Dans les pays plus égalitaires, il y a moins de troubles psychiques[1]

Il n'existe aucune définition précise de la santé mentale, mais pour l'Organisation mondiale de la santé (OMS) « on définit la santé mentale comme un état de bien-être qui permet à chacun de réaliser son potentiel, de faire face aux difficultés normales de la vie, de travailler avec succès et de manière productive et d'être en mesure d'apporter une contribution à la communauté. »[3]

La santé mentale peut être altérée par des troubles, dont la dépression, les troubles anxieux, les troubles bipolaires ou la schizophrénie. Une liste des troubles de la santé mentale et leur description sont données dans le Manuel diagnostique et statistique des troubles mentaux de l'Association Américaine de Psychiatrie et la Classification internationale des maladies de l'OMS.

Les pays européens (Commission Européenne de l’Union européenne et la Conférence ministérielle européenne de l’OMS[4]) distinguent deux aspects de la santé mentale : la santé mentale « positive » (autonomie, bien-être, épanouissement personnel), et la santé mentale « négative » qui regroupe deux formes : d'une part la détresse psychologique réactionnelle (induite par les situations éprouvantes et difficultés existentielles), d'autre part les troubles mentaux, affections psychiatriques de durée variable et plus ou moins sévères et/ou handicapants[5].

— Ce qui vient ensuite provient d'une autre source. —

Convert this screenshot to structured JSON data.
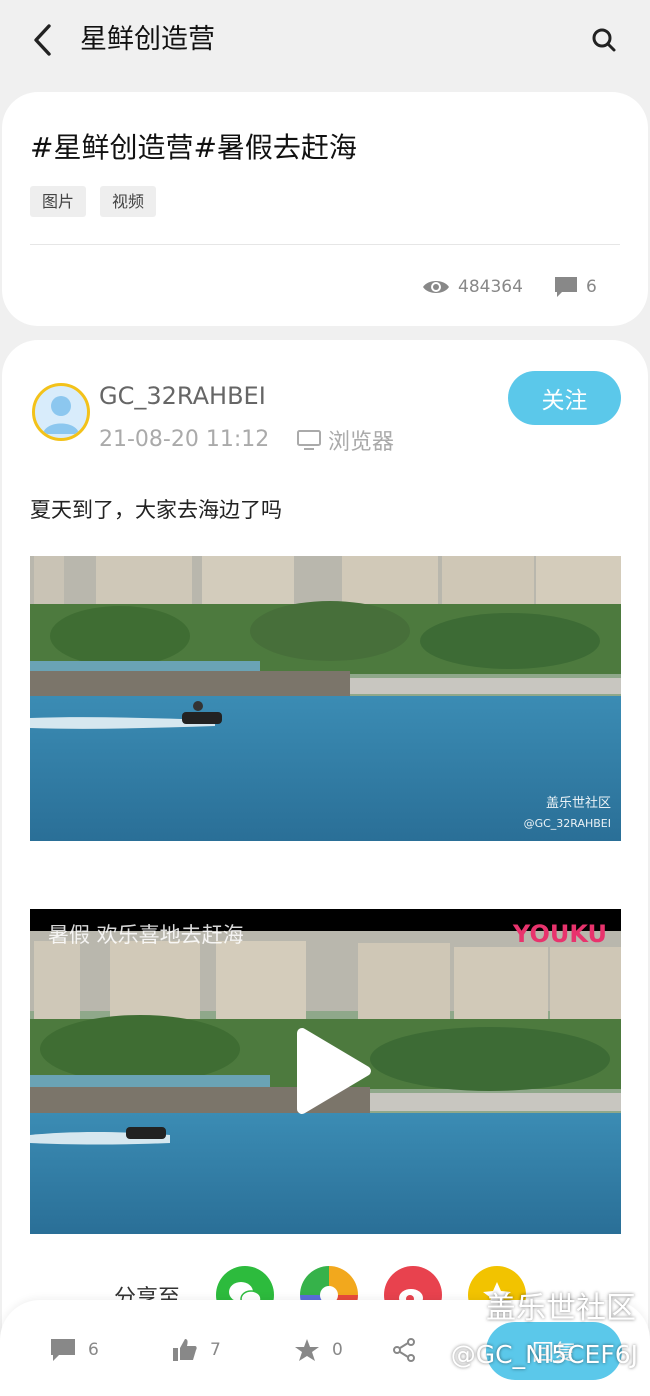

L'Organisation mondiale de la santé promeut un mouvement de désinstitutionnalisation dans laquelle le soin en santé mentale classique sera remplacé majoritairement par une « santé mentale communautaire ». Celle-ci consiste à :

  • Intégrer les soins de santé mentale dans le système de premiers soins[6] ;
  • Réadapter les patients hospitalisés sur le long terme en hôpital psychiatrique dans la communauté[6]
  • Mettre en œuvre des programmes de lutte contre la stigmatisation au sein des communautés[6]
  • Lancer des interventions préventives efficaces auprès de la population[6]
  • Assurer la pleine participation et l'intégration des personnes atteintes de troubles mentaux dans la communauté[6]

Historique

En 1843, William Sweetser[7] est le premier auteur à utiliser le terme d'"hygiène mentale", un précurseur des futures approches de la santé mentale[8]. Isaac Ray, l'un des trente fondateurs de l'Association Américaine de Psychiatrie (AAP), définit la santé mentale comme un art de préserver l'esprit contre les incidents et les influences qui pourraient endommager ou détruire son énergie, sa qualité ou son développement[8]. Une figure importante de l'"hygiène mentale", est l'américaine Dorothea Dix (1808-1887), une institutrice qui a consacré toute sa vie à aider les personnes atteintes de troubles mentaux, et à faire la lumière sur les conditions déplorables dans lesquels ils étaient traités. Ce mouvement est connu sous le nom de "mouvement d'hygiène mentale"[9],[10]. Au début du XXe siècle, les individus atteints de troubles mentaux étaient encore considérablement négligés, souvent laissés seuls dans des conditions déplorables, et possédant parfois à peine de quoi s'habiller[9]. Les efforts de Dix ont servi et nombre de patients atteints de troubles mentaux ont été mieux pris en charge dans des hôpitaux psychiatriques d'État, même si ces institutions manquaient largement de personnel[9].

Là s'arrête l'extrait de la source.